По рассказам участников подобных церемоний, на чью добросовестность я всецело полагаюсь, перед началом служения в честь, например, одного из Восьми Ужасных, Чжамсарана, ритуальную чашу из черепа наполняют кровью жертвенного быка, тем временем собравшиеся в дугане ламы и хувараки-послушники погружаются в созерцание. Их цель – представить себе все пространство мира абсолютно пустым. Затем в этой пустоте они должны увидеть безграничное волнующееся море человеческой крови. Из волн встает четырехгранная медная гора, на вершине ее– солнце, лотос, трупы коня и человека и на них – Чжамсаран. Он коронован диадемой с пятью черепами, его глаза выкачены, пасть ощерена, четыре острых клыка обнажены. Брови и усы пламенеют, как огонь при конце мира. В правой руке, испускающей пламя, он держит меч, в левой – сердца и почки врагов «желтой религии», под мышкой у него зажато красное кожаное знамя. Его окружают небесные палачи и меченосцы, облаченные в кожи грешников, покрытые пеплом погребальных костров и пятнами трупного жира. Одни грызут вырванные из тел внутренности и слизывают с них кровь, другие гложут кости, высасывая костный мозг.
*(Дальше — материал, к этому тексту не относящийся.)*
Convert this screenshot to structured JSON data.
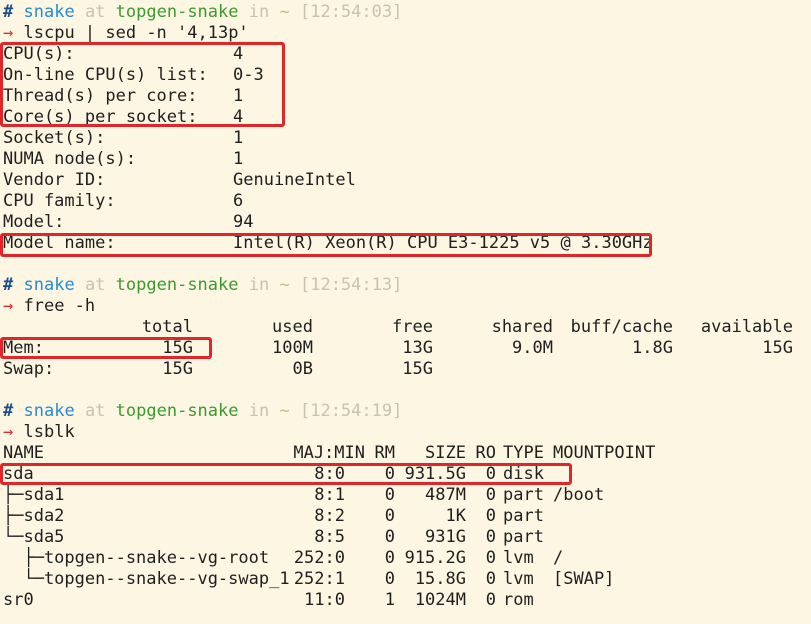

По бесчисленности они подобны каплям воды великого моря. Каждый имеет на голове букву ом, на горле – ма, на сердце – хум».
А рядом рукой Каменского написано: «Они есть!»
Из записок Солодовникова
Примерно на полпути к Барс-хото отставший от основных сил бригады ойратский дивизион, где в тот день находился Джамби-гелун с хубилганом, неожиданно был атакован ватагой союзных китайцам заалтайских киргизов. Внезапность нападения не принесла им успеха, после короткого боя они бежали, оставив несколько убитых и раненых. Один из последних, тяжелораненый молодой киргиз, сидел, опершись спиной о камень, и спокойно смотрел на скачущих к нему монголов. Первый, подъехав, пронзил его пикой. Киргиз слегка подался вперед, когда пика была выдернута из раны, но даже не застонал. Удар саблей также не вызвал у него стона. Тогда по действительно древнему, а не вычитанному у Брюссона обычаю ему распластали грудь, вырвали сердце и поднесли к его же глазам, но киргиз и тут не потерял угасающей воли. Он еще сумел отвести глаза в сторону и, по-прежнему не издав ни звука, тихо умер.